As though channeling supernatural energies, the Colombian experimental musician uses eerie electronics and vocal treatments to imbue unsettling world-building with a mystical sort of grace.
Creative practice is a form of mediumship. Artists pull from the ether, from the great cultural unconscious, pawing at the veiled ideas found there until they begin to reveal form and structure. Colombian musician Lucrecia Dalt’s new album No era sólida (It Wasn’t Solid) is set in this liminal space, using arrhythmic loops of electronic sound to conjure a mysterious, ruminative atmosphere. The album’s protagonist is a character named Lia who is stretching her metaphysical legs for the first time, speaking through Dalt largely in strings of nonsensical syllables as she cycles through initial reactions to different emotions and sensations. An uneasy album of twisted innocence, it centers on the discomforting process of moving between a space of pure imagination and the reality shared by conscious human beings.

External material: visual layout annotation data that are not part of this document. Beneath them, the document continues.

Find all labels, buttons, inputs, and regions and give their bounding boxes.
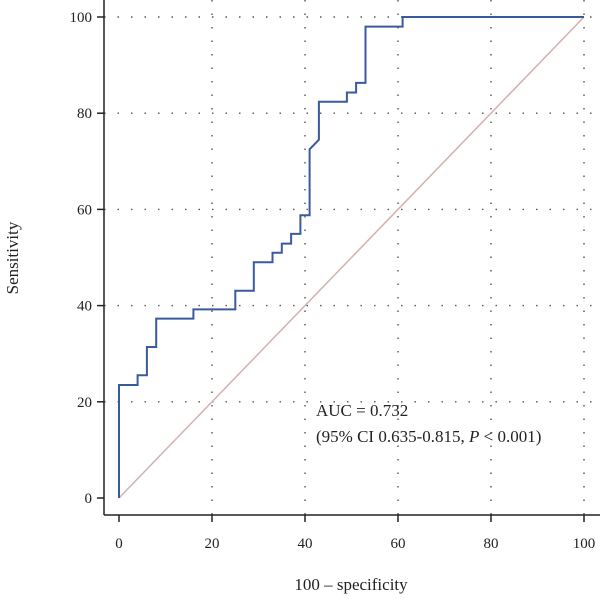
y-tick-label: 40 bbox=[77, 299, 92, 315]
grid-lines bbox=[104, 0, 600, 515]
x-tick-label: 0 bbox=[115, 536, 123, 552]
y-axis-title: Sensitivity bbox=[3, 221, 22, 294]
x-tick-label: 20 bbox=[205, 536, 220, 552]
y-axis-ticks: 0 20 40 60 80 100 bbox=[70, 10, 104, 507]
reference-diagonal-line bbox=[118, 16, 585, 499]
axes bbox=[103, 0, 600, 516]
y-tick-label: 0 bbox=[85, 491, 93, 507]
x-tick-label: 60 bbox=[391, 536, 406, 552]
ci-label: (95% CI 0.635-0.815, P < 0.001) bbox=[316, 427, 541, 446]
y-tick-label: 60 bbox=[77, 202, 92, 218]
ci-prefix: (95% CI 0.635-0.815, bbox=[316, 427, 469, 446]
x-axis-ticks: 0 20 40 60 80 100 bbox=[115, 515, 595, 552]
x-axis-title: 100 – specificity bbox=[294, 575, 408, 594]
y-tick-label: 20 bbox=[77, 395, 92, 411]
roc-curve-line bbox=[118, 16, 584, 498]
x-tick-label: 40 bbox=[298, 536, 313, 552]
p-suffix: < 0.001) bbox=[479, 427, 541, 446]
x-tick-label: 80 bbox=[484, 536, 499, 552]
y-tick-label: 80 bbox=[77, 106, 92, 122]
p-symbol: P bbox=[468, 427, 479, 446]
auc-label: AUC = 0.732 bbox=[316, 401, 408, 420]
y-tick-label: 100 bbox=[70, 10, 93, 26]
x-tick-label: 100 bbox=[573, 536, 596, 552]
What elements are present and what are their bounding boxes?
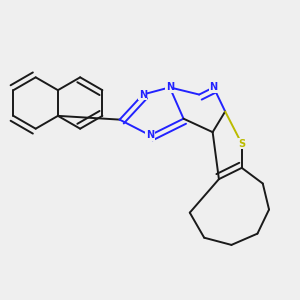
Text: N: N [139, 90, 147, 100]
Text: N: N [166, 82, 174, 92]
Text: N: N [209, 82, 217, 92]
Text: N: N [146, 130, 154, 140]
Text: S: S [238, 139, 245, 149]
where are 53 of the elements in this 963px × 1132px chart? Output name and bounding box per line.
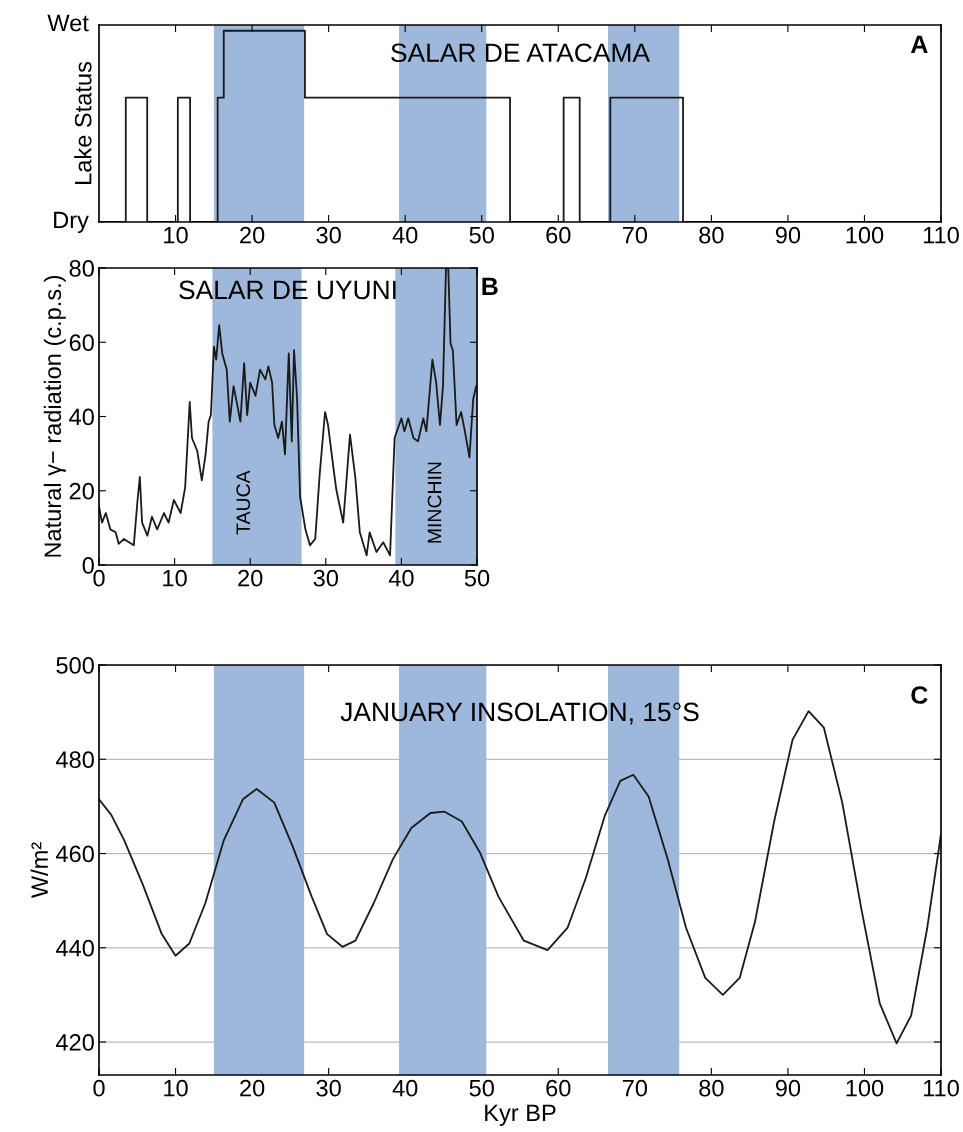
x-tick-label: 60 <box>546 1079 571 1097</box>
y-tick-label: 480 <box>55 751 94 769</box>
x-tick-label: 110 <box>923 1079 959 1097</box>
y-tick-label: 40 <box>69 408 94 426</box>
x-tick-label: 40 <box>392 1079 418 1097</box>
x-tick-label: 10 <box>163 569 187 587</box>
y-axis-title: Lake Status <box>74 62 92 184</box>
annotation: C <box>911 686 928 704</box>
x-tick-label: 40 <box>388 569 414 587</box>
text: B <box>482 277 498 296</box>
annotation: TAUCA <box>236 470 251 535</box>
x-tick-label: 70 <box>622 226 648 244</box>
x-tick-label: 90 <box>775 1079 801 1097</box>
text: JANUARY INSOLATION, 15°S <box>340 702 699 725</box>
annotation: MINCHIN <box>427 462 442 543</box>
x-tick-label: 30 <box>316 1079 341 1097</box>
x-tick-label: 100 <box>846 226 884 244</box>
x-tick-label: 20 <box>238 569 263 587</box>
y-tick-label: 420 <box>55 1034 94 1051</box>
y-axis-title: Natural γ− radiation (c.p.s.) <box>43 275 66 557</box>
y-tick-label: 500 <box>56 657 94 674</box>
x-tick-label: 20 <box>240 226 265 244</box>
x-tick-label: 40 <box>392 226 418 244</box>
chart-title: SALAR DE ATACAMA <box>391 43 650 63</box>
x-axis-title: Kyr BP <box>485 1104 556 1126</box>
y-tick-label: 80 <box>69 260 94 277</box>
y-tick-label: 20 <box>69 482 94 500</box>
x-tick-label: 30 <box>316 226 341 244</box>
x-tick-label: 10 <box>164 226 188 244</box>
y-axis-title: W/m² <box>30 842 48 899</box>
x-tick-label: 0 <box>93 569 105 587</box>
x-tick-label: 70 <box>622 1079 648 1097</box>
x-tick-label: 60 <box>546 226 571 244</box>
y-tick-label: 60 <box>69 334 94 352</box>
annotation: A <box>910 35 928 53</box>
x-tick-label: 30 <box>313 569 339 587</box>
y-tick-label: 0 <box>82 557 94 574</box>
x-tick-label: 110 <box>923 226 959 244</box>
x-tick-label: 10 <box>164 1079 188 1097</box>
x-tick-label: 50 <box>469 1079 494 1097</box>
x-tick-label: 50 <box>464 569 490 587</box>
x-tick-label: 90 <box>775 226 801 244</box>
text: Dry <box>54 211 89 234</box>
x-tick-label: 100 <box>846 1079 884 1097</box>
x-tick-label: 80 <box>699 226 724 244</box>
chart-title: SALAR DE UYUNI <box>179 280 396 300</box>
y-tick-label: 440 <box>55 939 94 957</box>
x-tick-label: 0 <box>93 1079 105 1097</box>
x-tick-label: 80 <box>699 1079 724 1097</box>
x-tick-label: 20 <box>240 1079 265 1097</box>
y-tick-label: 460 <box>55 845 94 863</box>
x-tick-label: 50 <box>469 226 494 244</box>
text: Wet <box>47 14 89 32</box>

This type of ponderous, character-driven concept is increasingly common in experimental-leaning electronic music (Oneohtrix Point Never’s imaginary alien Ezra, or Oracle, the disembodied voice on Amnesia Scanner’s Another Life), but Dalt’s rendering of Lia resists cliché by letting the caricature frame, rather than dominate, the sounds themselves. Dalt’s use of glossolalia, the invented quasi-language in which she gives voice to Lia, points to religious adherents speaking in tongues, but does so with great subtlety. Her vocals are largely enmeshed with eerie synthesized sounds and further abstracted by delay. The pleasures of No era sólida come not so much from following Lia’s perspective as she goes through the process of becoming as from experiencing the complicated feelings the music evokes as Dalt explores this persona: her tender curiosity, her tentative antagonism, the delicious nausea of high-pitched tones swinging back and forth.

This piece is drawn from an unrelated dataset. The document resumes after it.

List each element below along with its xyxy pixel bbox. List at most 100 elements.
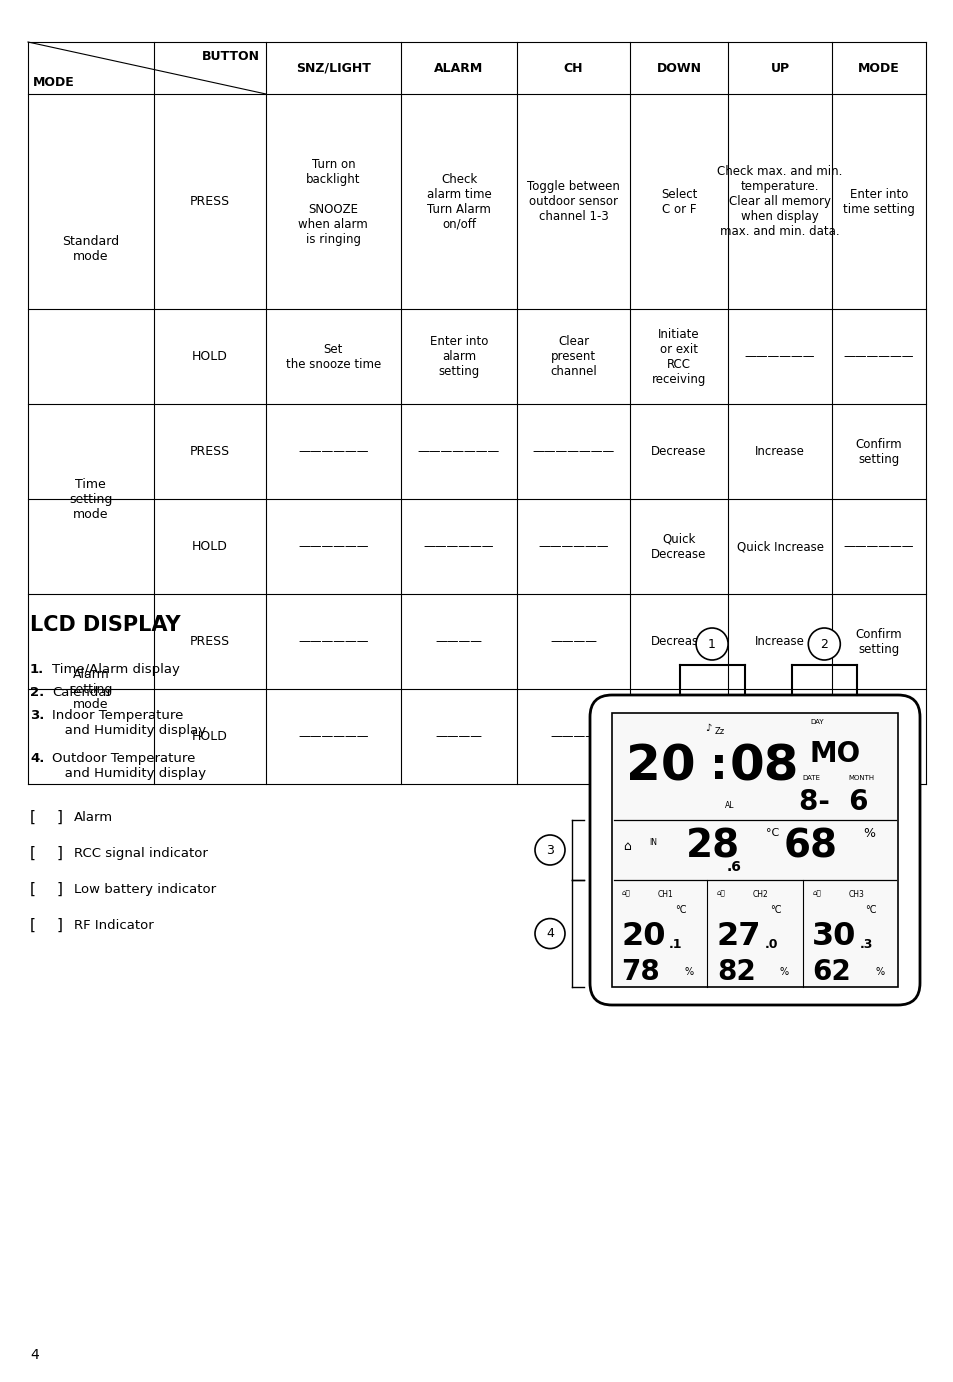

Spacious and quiet, No era sólida’s songs sometimes lock into a kind of stilted groove, but more often they forward with two left feet. Dalt uses loops in a similar way as her collaborator Aaron Dilloway, formerly of Wolf Eyes; both apply repetition as a way to build tension rather than hypnotize, employing a minimal palette that mimics incidental sounds from everyday life and blending them with alien electronics to make the familiar seem inscrutable. The effect is thoroughly psychedelic, and can be experienced as a kind of disorienting naiveté, recasting the commonplace as the unknown. The uneven gait of the electronics, like the perpetually surprising pop of synthesizer on “Di” and the mismatched gulping and clattering sounds on “Espesa,” divorces her sounds from any obviously mechanical process. It isn’t a leap to imagine these soundworlds as representations of a mind just beginning to bring its surroundings into focus, reveling in both glory and grit.
The title track, the album’s final song, acts as a mission statement. It is the only track with words, which are spoken in Spanish, and it surveys the world from the point of view of Dalt’s muse as she emerges into full consciousness. Though the text is at times searching and uncertain (“I can only hear myself in the repeated echo because my voice initially gets confused with myself”), Dalt’s delivery is pointed and confident. It offers a peculiar climax, a moment of certainty following the ambiguity of what came before. It is as if the music, as an entity, is speaking directly to us, its observer.
Dalt is a storyteller, but unlike traditional storytellers, she leaves her character where it came from, in that undulating space between abstraction and realization. Despite its heavy conceptual burden, No era sólida never crumples under its own weight. It shows rather than tells, guiding you through its prickly, unstable moods with a mystical sort of grace.